Models are also quite good at Go, Rust, and Python in my experience — also a lot of companies are using TypeScript for many non web related things now. Apparently they're also really good at C, according to the guy who wrote Redis anyway.
widdershins 15 days ago

It's working reasonably well for me. But this is inside a well-established codebase with lots of tests and examples of how we structure code. I also haven't used it much for building brand new features yet, but for making changes to existing areas.
VortexLain 16 days ago

GPT models are generally much better at C++, although they sometimes tend to produce correct but overengineered code, and the operator has to keep an eye on that.

canadiantim 16 days ago

This is why you need a red-green-refactor TDD skill

to11mtm 16 days ago

I mean, I don't use CC itself, just Claude through Copilot IDE plugin for 'reasons'...

At at least there it's more honest than GPT, although at work especially it loves to decide not to use the built in tools and instead YOLO on the terminal but doesn't realize it's in powershell not a true nix terminal, and when it gets that right there's a 50/50 shot it can actually read the output (i.e. spirals repeatedly trying to run and read the output).

I have had some success with prompting along the lines of 'document unfinished items in the plan' at least...

eyeris 16 days ago

Codex via codex-cli used to be pretty about knowing whether it was in powershell.

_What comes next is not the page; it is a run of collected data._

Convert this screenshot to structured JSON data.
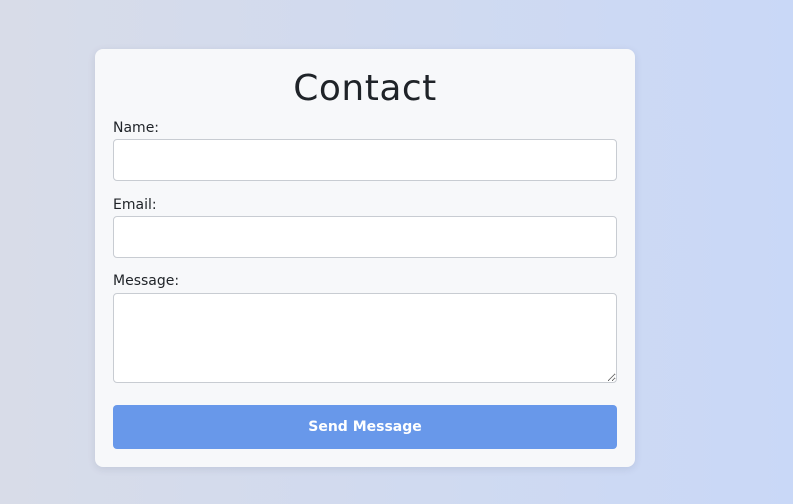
{
  "form": {
    "title": "Contact",
    "name_label": "Name:",
    "name_value": "",
    "email_label": "Email:",
    "email_value": "",
    "message_label": "Message:",
    "message_value": "",
    "submit_label": "Send Message"
  },
  "colors": {
    "accent": "#6898ea",
    "card_background": "#f7f8fa"
  }
}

Think they might have changed the system prompt or something because it’s usually generating powershell on the first attempt.
Sometimes it tries to use shell stuff (especially for redirection), but that’s way less common rn.

inetknght 16 days ago

Are you sure you're talking about Claude? Because it sounds like you're describing how a lot of people function. They can't seem to follow instructions either.

I guess that's what we get for trying to get LLM to behave human-like.

SegfaultSeagull 16 days ago

What if, stay with me here, AI is actually a communist plot to ensorcell corporations into believing they are accelerating value creation when really they are wasting billions more in unproductive chatting which will finally destroy the billionaire capital elite class and bring about the long-awaited workers’ paradise—delivered not by revolution in the streets, but by millions of chats asking an LLM to “implement it.” Wake up sheeple!